[WARNING: While the following article is mostly speculation, it may include spoilers. Anyone who does not want their thoughts about Breaking Bad provoked should NOT read this article!]
Will Harris posted an interview with Bryan Cranston today for the Onion’s A.V. Club. It covers a scope of topics ranging from Bryan Cranston’s other upcoming work in Batman: Year One to questions about what it’s like to direct an episode of Breaking Bad and Walt’s trajectory through Season 4. I noticed an interesting comment that Cranston made when asked about the tension between Gus and Walt:
“He still has lung cancer. That hasn’t gone away. ‘Remission’ only means that it hasn’t progressed exponentially. By the end of two TV years, he will die of lung cancer, if not of something else first, and by the end of this season, we will have accumulated about one full TV year from that diagnosis.”
That quote says two things to me.
First, not only will the events of this season take place over the course of a year (almost as long as the entire series timeline to date) but that Walt will once again have to deal with the issue that started this whole series off in the first place, his cancer, in a more direct way. I’ve been expecting this to a degree since cancer doesn’t just “disappear”, even with treatment. That ticking clock is still there and it will be nice to see Walt pressured by it once again.
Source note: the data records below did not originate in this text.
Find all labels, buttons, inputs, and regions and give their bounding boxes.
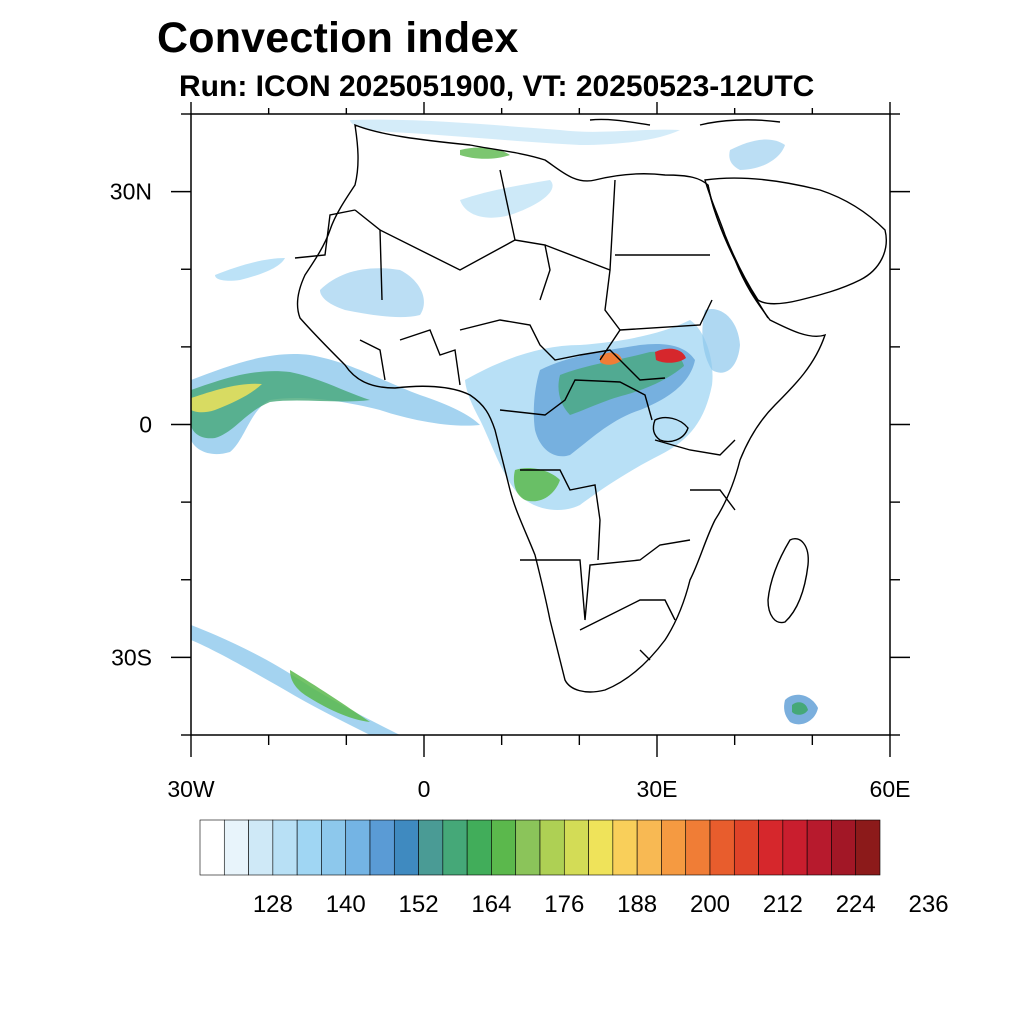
colorbar	[199, 819, 881, 876]
colorbar-bin	[491, 819, 517, 876]
colorbar-bin	[588, 819, 614, 876]
latitude-labels: 30N 0 30S	[110, 179, 152, 671]
lon-tick-label: 60E	[870, 776, 911, 802]
colorbar-tick-label: 236	[909, 891, 949, 918]
colorbar-bin	[539, 819, 565, 876]
colorbar-bin	[709, 819, 735, 876]
lat-tick-label: 0	[139, 412, 152, 438]
lake-victoria	[652, 416, 689, 443]
country-border-6	[499, 379, 653, 421]
lon-tick-label: 0	[418, 776, 431, 802]
colorbar-tick-label: 152	[399, 891, 439, 918]
longitude-labels: 30W 0 30E 60E	[167, 776, 910, 802]
shade-middle-east	[729, 139, 785, 170]
coastlines	[294, 118, 887, 693]
lon-tick-label: 30W	[167, 776, 215, 802]
colorbar-bin	[831, 819, 857, 876]
colorbar-bin	[782, 819, 808, 876]
colorbar-bin	[515, 819, 541, 876]
shade-atlantic-peak	[191, 383, 262, 413]
colorbar-labels: 128 140 152 164 176 188 200 212 224 236	[253, 891, 949, 918]
colorbar-tick-label: 128	[253, 891, 293, 918]
map-title: Convection index	[157, 14, 519, 62]
colorbar-bin	[296, 819, 322, 876]
axis-ticks	[171, 102, 910, 757]
colorbar-bin	[661, 819, 687, 876]
colorbar-bin	[758, 819, 784, 876]
madagascar	[767, 538, 809, 624]
colorbar-bin	[369, 819, 395, 876]
lat-tick-label: 30N	[110, 179, 152, 205]
colorbar-bin	[806, 819, 832, 876]
colorbar-bin	[855, 819, 881, 876]
arabia	[704, 177, 887, 305]
colorbar-tick-label: 164	[471, 891, 511, 918]
shade-ethiopia	[702, 308, 740, 373]
colorbar-bin	[393, 819, 419, 876]
shade-mauritania	[215, 258, 285, 281]
colorbar-bin	[223, 819, 249, 876]
shade-west-africa	[320, 268, 424, 318]
convection-shading	[191, 119, 818, 735]
colorbar-bin	[442, 819, 468, 876]
shade-congo	[513, 468, 560, 502]
colorbar-bin	[321, 819, 347, 876]
country-border-5	[459, 319, 666, 381]
shade-mediterranean	[350, 119, 680, 145]
shade-south-atlantic-core	[290, 670, 370, 722]
country-border-2	[379, 169, 551, 301]
shade-central-hotspot-2	[655, 348, 686, 363]
colorbar-tick-label: 176	[544, 891, 584, 918]
shade-indian-ocean-core	[792, 702, 808, 715]
colorbar-tick-label: 224	[836, 891, 876, 918]
map-subtitle: Run: ICON 2025051900, VT: 20250523-12UTC	[179, 70, 815, 103]
country-border-9	[579, 599, 676, 661]
colorbar-bin	[563, 819, 589, 876]
colorbar-bin	[345, 819, 371, 876]
colorbar-bin	[636, 819, 662, 876]
colorbar-tick-label: 188	[617, 891, 657, 918]
country-border-11	[359, 329, 461, 386]
lat-tick-label: 30S	[111, 644, 152, 670]
country-border-4	[615, 254, 713, 331]
colorbar-bin	[272, 819, 298, 876]
country-border-8	[520, 539, 691, 621]
country-border-7	[520, 469, 601, 561]
red-sea	[707, 184, 769, 319]
colorbar-bin	[733, 819, 759, 876]
colorbar-bin	[612, 819, 638, 876]
lon-tick-label: 30E	[637, 776, 678, 802]
colorbar-tick-label: 200	[690, 891, 730, 918]
colorbar-bin	[466, 819, 492, 876]
colorbar-bin	[418, 819, 444, 876]
country-border-3	[544, 179, 621, 361]
colorbar-tick-label: 140	[326, 891, 366, 918]
colorbar-tick-label: 212	[763, 891, 803, 918]
country-border-10	[654, 439, 736, 511]
africa-coastline	[296, 123, 827, 693]
mediterranean-coast	[589, 118, 781, 126]
colorbar-bin	[199, 819, 225, 876]
colorbar-bin	[685, 819, 711, 876]
colorbar-bin	[248, 819, 274, 876]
And imagine the places Walt will go over the next “TV year”!
The second thing this quote says is that Cranston is pretty sure about where Walt is headed. He seems to think he’ll end up dead by the end of the series, either from the cancer or “something else”. This certainly meshes with Vince Gilligan’s views on karmic justice within the show. It seems only logical for Gilligan to show us the consequences of Walt’s actions. What other justice could there be but death for someone who has intentionally killed 3 people and unintentionally killed hundreds, all while cooking one of the most harmful and addictive drugs on the planet?
[update]: It has been pointed out that there are several ways to interpret the timeline based on the above quote. Season 4 is not likely to cover a TV year’s worth of time, as I had initially assumed. Instead, the cumulative time that has passed since the “diagnosis” that Cranston mentions will amount to a TV year. The “diagnosis” could either be when he was first diagnosed with cancer in season 1 or it could be when he was diagnosed as “in remission” in season 3.